Fringe - What Lies Below (2.13)

Un homme entre dans un immeuble de bureau et meurt soudainement, relâchant un virus. Sur place, Olivia et Peter sont coincés par une quarantaine afin d’isoler le virus.

Peter et Olivia se retrouvent donc dans un huis clos avec un virus qui veut se répandre. Il s’agit d’une histoire bien moins ancrée dans le fantastique que d’habitude, on pourrait même dire que le concept est assez classique, tout comme l’origine du virus d’ailleurs.

Donc, tout commence par un homme qui entre dans un bureau et meurt en libérant un nuage de sang qui va contaminer les gens qui étaient autour. Olivia et Peter entrent en scène, Broyles, Walter et Astrid n’étant pas encore arrivés. C’est là que la quarantaine se met et place.

La première partie sera alors consacrée à l’investigation. Qui est le premier mort ? D’où vient-il ? Que faisait-il ici ? Tout est assez bien rôdé et l’on sera plus intéressé par ce que veut faire Walter de son côté. Materné par Astrid qui va passer une grosse partie de l’épisode à lui cacher la vérité sur tout ce qui se déroule réellement, le vieux docteur va dès lors faire ce qu’il fait d’habitude : formuler des théories et chercher des solutions.

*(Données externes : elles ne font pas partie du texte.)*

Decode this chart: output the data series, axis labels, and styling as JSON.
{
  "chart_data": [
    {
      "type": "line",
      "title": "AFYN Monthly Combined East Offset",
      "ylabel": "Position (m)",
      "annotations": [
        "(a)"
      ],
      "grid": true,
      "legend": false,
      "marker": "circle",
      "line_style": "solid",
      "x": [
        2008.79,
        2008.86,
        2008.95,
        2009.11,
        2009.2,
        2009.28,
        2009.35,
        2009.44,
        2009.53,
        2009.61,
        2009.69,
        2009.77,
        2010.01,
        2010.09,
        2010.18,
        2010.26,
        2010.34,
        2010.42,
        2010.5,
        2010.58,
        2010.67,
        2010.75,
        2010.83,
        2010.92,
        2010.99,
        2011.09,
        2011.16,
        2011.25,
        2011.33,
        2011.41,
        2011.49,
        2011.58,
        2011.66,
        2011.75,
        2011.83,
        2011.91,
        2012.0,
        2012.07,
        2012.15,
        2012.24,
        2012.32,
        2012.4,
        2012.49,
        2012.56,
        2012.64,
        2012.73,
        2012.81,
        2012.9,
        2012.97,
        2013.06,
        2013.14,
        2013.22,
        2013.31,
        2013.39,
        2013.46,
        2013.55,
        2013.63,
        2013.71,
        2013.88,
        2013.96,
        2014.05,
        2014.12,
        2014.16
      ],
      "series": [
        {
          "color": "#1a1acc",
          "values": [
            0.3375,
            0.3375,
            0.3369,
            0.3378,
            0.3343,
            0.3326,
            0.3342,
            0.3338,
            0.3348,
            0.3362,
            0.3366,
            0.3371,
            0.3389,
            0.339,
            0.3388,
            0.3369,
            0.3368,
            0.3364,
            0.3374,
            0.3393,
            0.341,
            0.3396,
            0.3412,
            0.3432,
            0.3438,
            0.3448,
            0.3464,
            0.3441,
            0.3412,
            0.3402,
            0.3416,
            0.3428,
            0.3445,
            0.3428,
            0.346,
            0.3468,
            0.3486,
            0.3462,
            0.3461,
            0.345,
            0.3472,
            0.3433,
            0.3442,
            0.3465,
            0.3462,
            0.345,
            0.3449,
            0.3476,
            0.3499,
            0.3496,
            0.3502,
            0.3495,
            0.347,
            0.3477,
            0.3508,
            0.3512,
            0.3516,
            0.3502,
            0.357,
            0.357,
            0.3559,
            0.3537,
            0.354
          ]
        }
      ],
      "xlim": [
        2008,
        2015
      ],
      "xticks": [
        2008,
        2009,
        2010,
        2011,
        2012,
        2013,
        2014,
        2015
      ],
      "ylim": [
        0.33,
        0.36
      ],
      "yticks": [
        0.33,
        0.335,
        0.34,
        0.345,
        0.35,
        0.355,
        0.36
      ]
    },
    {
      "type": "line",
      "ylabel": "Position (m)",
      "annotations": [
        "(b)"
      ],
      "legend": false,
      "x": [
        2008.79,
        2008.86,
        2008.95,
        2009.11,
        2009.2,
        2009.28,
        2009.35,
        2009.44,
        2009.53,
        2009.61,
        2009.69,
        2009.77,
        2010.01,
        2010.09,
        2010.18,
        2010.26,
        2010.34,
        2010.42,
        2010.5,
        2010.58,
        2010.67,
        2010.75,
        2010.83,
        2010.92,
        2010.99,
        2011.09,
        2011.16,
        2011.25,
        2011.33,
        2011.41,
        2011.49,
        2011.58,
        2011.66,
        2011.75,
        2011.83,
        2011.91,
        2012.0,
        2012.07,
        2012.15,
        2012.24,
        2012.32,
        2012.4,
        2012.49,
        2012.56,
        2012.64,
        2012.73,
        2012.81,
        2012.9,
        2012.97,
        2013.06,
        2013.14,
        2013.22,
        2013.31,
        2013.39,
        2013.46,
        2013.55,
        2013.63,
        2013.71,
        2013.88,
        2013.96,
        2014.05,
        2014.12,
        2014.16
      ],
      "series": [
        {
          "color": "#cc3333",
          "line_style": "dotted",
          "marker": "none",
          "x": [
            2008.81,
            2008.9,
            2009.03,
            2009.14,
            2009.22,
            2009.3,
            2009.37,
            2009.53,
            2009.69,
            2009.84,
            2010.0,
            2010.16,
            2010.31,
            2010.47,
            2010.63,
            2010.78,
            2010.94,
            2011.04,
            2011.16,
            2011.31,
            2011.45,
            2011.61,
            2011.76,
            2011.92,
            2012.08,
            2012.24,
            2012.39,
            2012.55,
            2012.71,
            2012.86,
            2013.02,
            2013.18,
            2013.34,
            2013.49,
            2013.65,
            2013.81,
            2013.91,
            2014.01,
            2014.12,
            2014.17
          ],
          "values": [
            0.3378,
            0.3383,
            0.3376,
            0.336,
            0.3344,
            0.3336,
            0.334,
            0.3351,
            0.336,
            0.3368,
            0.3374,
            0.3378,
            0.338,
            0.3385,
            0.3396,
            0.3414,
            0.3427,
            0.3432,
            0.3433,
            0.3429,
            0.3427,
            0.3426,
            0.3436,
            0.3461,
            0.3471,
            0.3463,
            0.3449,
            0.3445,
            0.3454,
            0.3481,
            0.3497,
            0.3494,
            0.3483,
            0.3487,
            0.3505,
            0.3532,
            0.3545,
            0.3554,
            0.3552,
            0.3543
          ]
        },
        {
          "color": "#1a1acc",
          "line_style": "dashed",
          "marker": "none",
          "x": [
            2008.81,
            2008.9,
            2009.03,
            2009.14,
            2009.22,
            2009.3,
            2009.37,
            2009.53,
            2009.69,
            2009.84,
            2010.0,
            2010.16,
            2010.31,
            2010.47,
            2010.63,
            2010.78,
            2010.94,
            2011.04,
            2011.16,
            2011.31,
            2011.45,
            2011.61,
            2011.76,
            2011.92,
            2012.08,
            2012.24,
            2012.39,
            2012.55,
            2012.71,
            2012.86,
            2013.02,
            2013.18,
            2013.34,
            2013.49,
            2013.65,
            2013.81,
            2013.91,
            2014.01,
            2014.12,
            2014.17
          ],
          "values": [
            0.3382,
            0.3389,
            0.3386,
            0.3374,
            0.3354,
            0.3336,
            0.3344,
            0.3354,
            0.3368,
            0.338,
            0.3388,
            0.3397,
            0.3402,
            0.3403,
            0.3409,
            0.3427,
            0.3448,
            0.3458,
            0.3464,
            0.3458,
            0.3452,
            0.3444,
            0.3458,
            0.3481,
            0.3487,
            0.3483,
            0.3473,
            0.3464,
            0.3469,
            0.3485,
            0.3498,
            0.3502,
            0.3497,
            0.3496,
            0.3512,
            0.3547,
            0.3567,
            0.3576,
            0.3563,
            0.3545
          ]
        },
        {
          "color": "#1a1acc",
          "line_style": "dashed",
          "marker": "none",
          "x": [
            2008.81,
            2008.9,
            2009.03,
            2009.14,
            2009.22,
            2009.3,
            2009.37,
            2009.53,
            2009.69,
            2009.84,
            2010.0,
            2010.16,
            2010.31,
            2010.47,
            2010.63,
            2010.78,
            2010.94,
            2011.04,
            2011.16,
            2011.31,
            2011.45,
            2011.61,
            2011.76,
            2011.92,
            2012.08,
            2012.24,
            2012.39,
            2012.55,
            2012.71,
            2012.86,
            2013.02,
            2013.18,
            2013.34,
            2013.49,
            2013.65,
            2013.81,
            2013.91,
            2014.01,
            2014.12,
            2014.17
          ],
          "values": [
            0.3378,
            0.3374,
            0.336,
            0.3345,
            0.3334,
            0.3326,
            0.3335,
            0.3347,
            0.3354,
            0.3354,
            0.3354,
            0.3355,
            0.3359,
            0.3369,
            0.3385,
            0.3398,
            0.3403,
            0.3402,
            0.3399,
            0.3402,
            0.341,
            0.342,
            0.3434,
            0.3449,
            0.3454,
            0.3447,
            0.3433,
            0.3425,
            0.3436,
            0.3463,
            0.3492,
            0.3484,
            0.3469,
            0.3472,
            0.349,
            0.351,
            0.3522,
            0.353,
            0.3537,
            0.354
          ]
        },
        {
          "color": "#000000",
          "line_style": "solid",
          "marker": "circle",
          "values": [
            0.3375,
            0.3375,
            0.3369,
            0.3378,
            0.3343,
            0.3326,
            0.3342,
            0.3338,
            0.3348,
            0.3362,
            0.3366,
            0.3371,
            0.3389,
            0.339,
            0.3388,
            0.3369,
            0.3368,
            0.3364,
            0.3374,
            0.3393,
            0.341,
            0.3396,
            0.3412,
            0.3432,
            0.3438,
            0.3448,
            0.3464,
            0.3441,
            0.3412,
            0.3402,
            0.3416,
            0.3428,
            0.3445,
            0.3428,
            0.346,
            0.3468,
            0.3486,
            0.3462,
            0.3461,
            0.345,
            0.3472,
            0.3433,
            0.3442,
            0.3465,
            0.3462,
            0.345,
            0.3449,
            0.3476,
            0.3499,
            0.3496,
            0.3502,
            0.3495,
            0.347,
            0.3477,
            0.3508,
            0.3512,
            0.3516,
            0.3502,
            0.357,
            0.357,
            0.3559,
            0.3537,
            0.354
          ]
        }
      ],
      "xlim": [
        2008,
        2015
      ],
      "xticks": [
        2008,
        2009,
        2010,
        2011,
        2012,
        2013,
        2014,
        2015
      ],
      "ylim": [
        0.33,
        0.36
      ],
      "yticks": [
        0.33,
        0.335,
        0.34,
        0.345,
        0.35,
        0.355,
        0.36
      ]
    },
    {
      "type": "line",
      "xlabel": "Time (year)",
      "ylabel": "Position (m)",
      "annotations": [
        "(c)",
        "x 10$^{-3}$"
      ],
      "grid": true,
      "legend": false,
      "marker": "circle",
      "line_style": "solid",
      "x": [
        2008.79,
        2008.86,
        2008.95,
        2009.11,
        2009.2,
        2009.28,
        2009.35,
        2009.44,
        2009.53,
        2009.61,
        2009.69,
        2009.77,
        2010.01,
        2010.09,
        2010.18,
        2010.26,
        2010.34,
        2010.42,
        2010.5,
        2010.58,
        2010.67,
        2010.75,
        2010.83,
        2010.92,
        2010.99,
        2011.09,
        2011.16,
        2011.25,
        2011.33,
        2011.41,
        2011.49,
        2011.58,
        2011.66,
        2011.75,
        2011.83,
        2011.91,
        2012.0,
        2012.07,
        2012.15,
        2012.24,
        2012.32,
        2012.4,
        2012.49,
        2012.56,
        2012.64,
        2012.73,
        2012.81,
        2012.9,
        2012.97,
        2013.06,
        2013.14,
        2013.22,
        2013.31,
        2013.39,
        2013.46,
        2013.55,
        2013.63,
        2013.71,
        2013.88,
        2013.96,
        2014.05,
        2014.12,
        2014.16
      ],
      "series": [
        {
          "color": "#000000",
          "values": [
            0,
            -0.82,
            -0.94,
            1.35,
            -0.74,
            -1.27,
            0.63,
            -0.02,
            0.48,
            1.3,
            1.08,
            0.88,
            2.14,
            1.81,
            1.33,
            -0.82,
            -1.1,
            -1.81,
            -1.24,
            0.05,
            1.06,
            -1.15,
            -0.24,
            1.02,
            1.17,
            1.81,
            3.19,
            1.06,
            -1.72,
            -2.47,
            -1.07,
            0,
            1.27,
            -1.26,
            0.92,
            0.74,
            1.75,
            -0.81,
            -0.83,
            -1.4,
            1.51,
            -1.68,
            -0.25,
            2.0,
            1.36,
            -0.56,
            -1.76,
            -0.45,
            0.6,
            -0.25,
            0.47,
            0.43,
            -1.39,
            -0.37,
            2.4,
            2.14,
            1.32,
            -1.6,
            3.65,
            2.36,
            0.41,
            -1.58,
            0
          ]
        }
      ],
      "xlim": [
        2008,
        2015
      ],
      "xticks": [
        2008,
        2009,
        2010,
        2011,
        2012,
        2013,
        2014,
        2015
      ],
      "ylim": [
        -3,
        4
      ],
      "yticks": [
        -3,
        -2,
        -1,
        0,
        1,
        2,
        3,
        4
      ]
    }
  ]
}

Le truc, c’est que rapidement Peter est contaminé et que le responsable du CDC ne compte pas laisser l’affaire trainer en longueur. Cela impose alors une bonne dose de stress qui va réussir à croitre malgré le fait que l’on sait pertinemment que Peter va s’en sortir.

Tout ça reste donc assez simple, l’investigation est vite emballée, on va découvrir d’où vient le patient 0, mais cela n’a pas réellement d’importance. D’ailleurs, le virus a beau être extrêmement dangereux, Walter ne va avoir besoin que d’un rappel et d’une analogie de la part d’Astrid pour trouver un remède. L’ensemble sert surtout à jouer sur le relationnel, aussi bien entre le Dr Bishop et son assistante qu’entre Olivia et Peter, voir même entre Broyles et son équipe.

En tout cas, il y a un manque de complexité qui est quand même bien compensé par l’ambiance générale et les enjeux finaux. Pour un épisode presque bouche-trou, on ne peut donc pas trop se plaindre. Le divertissement tient la mesure et la découverte que fait Astrid à la fin offrira peut-être quelque chose d’intéressant par la suite. En attendant, ce What Lies Below aurait gagné à avoir une intrigue plus ambitieuse, mais s’en sort convenablement tout de même.